On Jan 23, 2012, at 9:46 PM, Yuri Pompeu wrote:

> Hello Everyone,
> I want to play around with some coding/programming. Just simple calculations 
> from an input PDB file, B factors averages, occupancies, molecular weight, so 
> forth...
> What should I use python,C++, visual basic?
> thanks

Python is the most practical. Here is a simple python program:

print "Hello World"

Feel the power.

Python can be that simple or can be arbitrarily complex, nuanced, or abstract. 
You can write entire applications in python or small utilities. If you practice 
good habits, you will begin building reusable libraries from day one, saving 
time over the long haul.

STAY AWAY from proprietary nonsense like visual basic and from languages that 
do not facilitate reusability, like perl or other 1980's era shell languages. 
You will find yourself porting or abandoning your code, which is not a good use 
of your time.

I also do not recommend overweight languages like java, which create "programs" 
that never seem to deploy correctly and take about 5 times more code to create 
than should be necessary. Here's the java "Hello World":


class HelloWorldApp {
    public static void main(String[] args) {
        System.out.println("Hello World!"); // Display the string.
    }
}


Public static void main? Don't bother.

And python can be VERY fast for calculations if you use free and popular 
libraries like numpy and scipy.

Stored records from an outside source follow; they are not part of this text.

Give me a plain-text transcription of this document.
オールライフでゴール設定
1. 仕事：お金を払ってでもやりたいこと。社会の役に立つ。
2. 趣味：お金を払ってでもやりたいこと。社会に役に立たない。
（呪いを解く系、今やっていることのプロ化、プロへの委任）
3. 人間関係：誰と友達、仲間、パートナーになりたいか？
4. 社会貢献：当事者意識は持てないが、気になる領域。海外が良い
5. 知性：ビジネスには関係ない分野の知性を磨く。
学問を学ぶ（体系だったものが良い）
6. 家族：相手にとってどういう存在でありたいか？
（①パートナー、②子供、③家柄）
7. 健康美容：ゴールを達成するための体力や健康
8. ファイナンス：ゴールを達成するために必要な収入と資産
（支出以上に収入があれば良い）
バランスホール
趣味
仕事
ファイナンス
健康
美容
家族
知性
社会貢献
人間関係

These librares are wrappers around optimized 
fortran and C libraries that you will never have to use directly.

I recommend staying away from very low level languages like C or fortran, too. 
It is good to know these languages, but not so good to use them. Your 
creativity should go towards implementing cool ideas and should not be 
squandered on plugging memory leaks. It's better to use high level languages 
that leverage your time most effectively.